Dr. Trevor Lawley, líder de grupo no Instituto Wellcome Sanger e co-líder do Estudo do Microbioma Infantil do Reino Unido, que não participou desta pesquisa, observou: “E. coli é uma das primeiras bactérias que podem ser encontradas no intestino de um bebê, e para entender como nossas bactérias moldam nossa saúde, precisamos saber onde começamos – é por isso que o estudo do microbioma infantil do Reino Unido é tão importante. É ótimo ver que nossos dados do estudo do microbioma infantil do Reino Unido estão sendo usados por outros para descobrir novos insights e métodos que, esperançosamente, beneficiarão a todos nós.”

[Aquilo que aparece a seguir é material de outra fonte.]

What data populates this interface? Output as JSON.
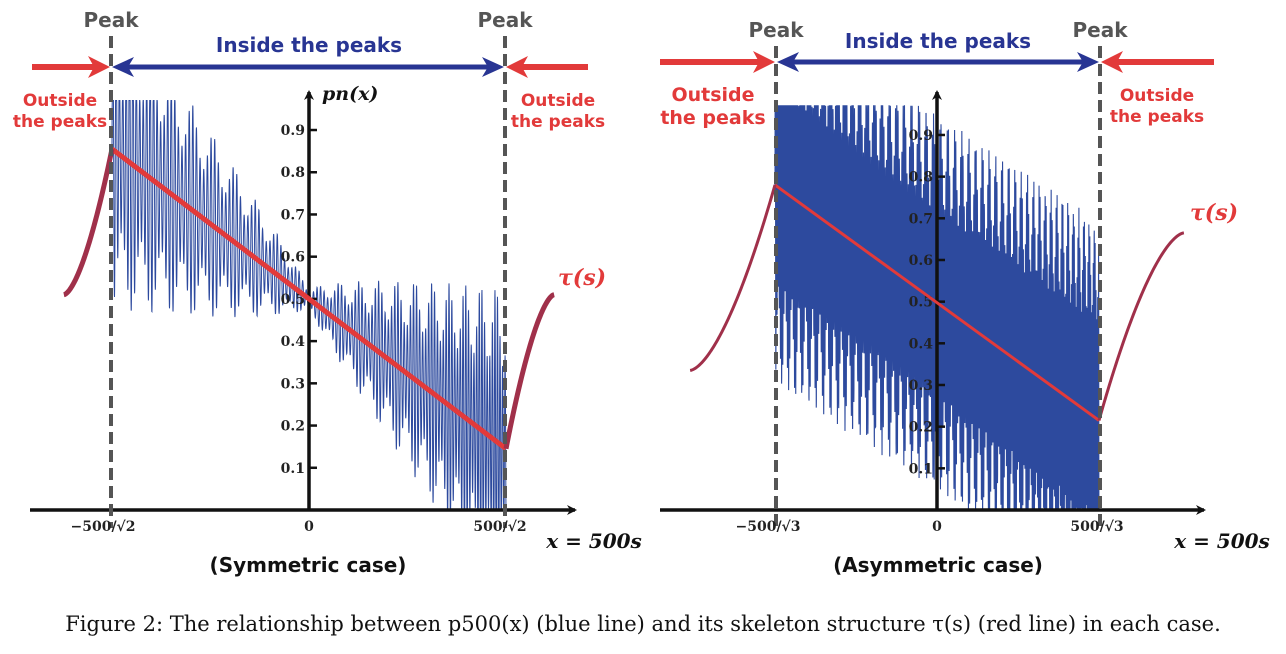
{
  "caption": "Figure 2: The relationship between p500(x) (blue line) and its skeleton structure τ(s) (red line) in each case.",
  "colors": {
    "blue": "#2d4a9e",
    "red": "#e23a3a",
    "dark_red": "#a0304a",
    "gray": "#555555",
    "navy": "#283593"
  },
  "chart_data": [
    {
      "type": "line",
      "subtitle": "(Symmetric case)",
      "xlabel": "x = 500s",
      "ylabel": "pn(x)",
      "ylim": [
        0,
        1.0
      ],
      "y_ticks": [
        "0.1",
        "0.2",
        "0.3",
        "0.4",
        "0.5",
        "0.6",
        "0.7",
        "0.8",
        "0.9"
      ],
      "x_ticks": [
        "−500/√2",
        "0",
        "500/√2"
      ],
      "peak_label": "Peak",
      "inside_label": "Inside the peaks",
      "outside_label_line1": "Outside",
      "outside_label_line2": "the peaks",
      "tau_label": "τ(s)",
      "peak_x": [
        -353.6,
        353.6
      ],
      "x_range": [
        -440,
        440
      ],
      "tau_inside": {
        "x": [
          -353.6,
          353.6
        ],
        "y": [
          0.855,
          0.145
        ]
      },
      "tau_outside_left": {
        "x": [
          -440,
          -353.6
        ],
        "y": [
          0.51,
          0.855
        ]
      },
      "tau_outside_right": {
        "x": [
          353.6,
          440
        ],
        "y": [
          0.145,
          0.51
        ]
      },
      "oscillation": {
        "center_start": 0.855,
        "center_end": 0.145,
        "amplitude_edge": 0.38,
        "amplitude_center": 0.02,
        "cycles": 110
      }
    },
    {
      "type": "line",
      "subtitle": "(Asymmetric case)",
      "xlabel": "x = 500s",
      "ylabel": "",
      "ylim": [
        0,
        1.0
      ],
      "y_ticks": [
        "0.1",
        "0.2",
        "0.3",
        "0.4",
        "0.5",
        "0.6",
        "0.7",
        "0.8",
        "0.9"
      ],
      "x_ticks": [
        "−500/√3",
        "0",
        "500/√3"
      ],
      "peak_label": "Peak",
      "inside_label": "Inside the peaks",
      "outside_label_line1": "Outside",
      "outside_label_line2": "the peaks",
      "tau_label": "τ(s)",
      "peak_x": [
        -288.7,
        288.7
      ],
      "x_range": [
        -440,
        440
      ],
      "tau_inside": {
        "x": [
          -288.7,
          288.7
        ],
        "y": [
          0.78,
          0.215
        ]
      },
      "tau_outside_left": {
        "x": [
          -440,
          -288.7
        ],
        "y": [
          0.335,
          0.78
        ]
      },
      "tau_outside_right": {
        "x": [
          288.7,
          440
        ],
        "y": [
          0.215,
          0.665
        ]
      },
      "oscillation": {
        "center_start": 0.78,
        "center_end": 0.215,
        "amplitude_edge": 0.48,
        "amplitude_center": 0.45,
        "cycles": 260
      }
    }
  ]
}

Uma Nova Perspectiva sobre a Genética Bacteriana
O Professor Jukka Corander, autor sênior do Instituto Wellcome Sanger e da Universidade de Oslo, acrescentou: “Ter o R0 para E. coli nos permite ver a disseminação de bactérias através da população com muito mais clareza e compará-la a outras infecções. Agora que podemos ver como rapidamente algumas dessas cepas bacterianas se espalham, é necessário entender seus fatores genéticos. Compreender a genética de cepas específicas pode levar a novas formas de diagnosticar e tratar essas infecções em ambientes de saúde, o que é especialmente importante para bactérias que já são resistentes a múltiplos tipos de antibióticos.”
O sucesso deste estudo dependeu de dados genômicos extensivos provenientes do Reino Unido e da Noruega, todos sequenciados no Instituto Wellcome Sanger. Esses dados em larga escala tornaram possível identificar padrões de transmissão em detalhes. As bases de dados se originaram de estudos anteriores publicados na The Lancet Microbe,4,5 que estabeleceram as bases para a descoberta de modelagem alcançada nesta nova pesquisa.
Notas
- Antimicrobial Resistance Collaborators. (2022) ‘Global burden of bacterial antimicrobial resistance in 2019: a systematic analysis.’ The Lancet. DOI: 1016/S0140-6736(21)02724-0
- UK Health Security Agency. Novos dados mostram 148 infecções graves resistentes a antibióticos por dia em 2021. Disponível em: https://www.gov.uk/government/news/new-data-shows-148-severe-antibiotic-resistant-infections-a-day-in-2021#:~:text=Over%20two-fifths%20of%20E,as%20cefiderocol%20to%20identify%20resistance
- O ELFI pode ser encontrado em: https://www.elfi.ai/
- R. A. Gladstone, et al. (2021) ‘Emergence and dissemination of antimicrobial resistance in Escherichia coli causing bloodstream infections in Norway in 2002-17: a nationwide, longitudinal, microbial population genomic study’ Lancet Microbe. DOI: 10.1016/S2666-5247(21)00031-8.
- A. K. Pontinen, et al. (2024) ‘Modulation of multidrug-resistant clone success in Escherichia coli populations: a longitudinal, multi-country, genomic and antibiotic usage cohort study’ Lancet Microbe. DOI: 10.1016/S2666-5247(23)00292-6.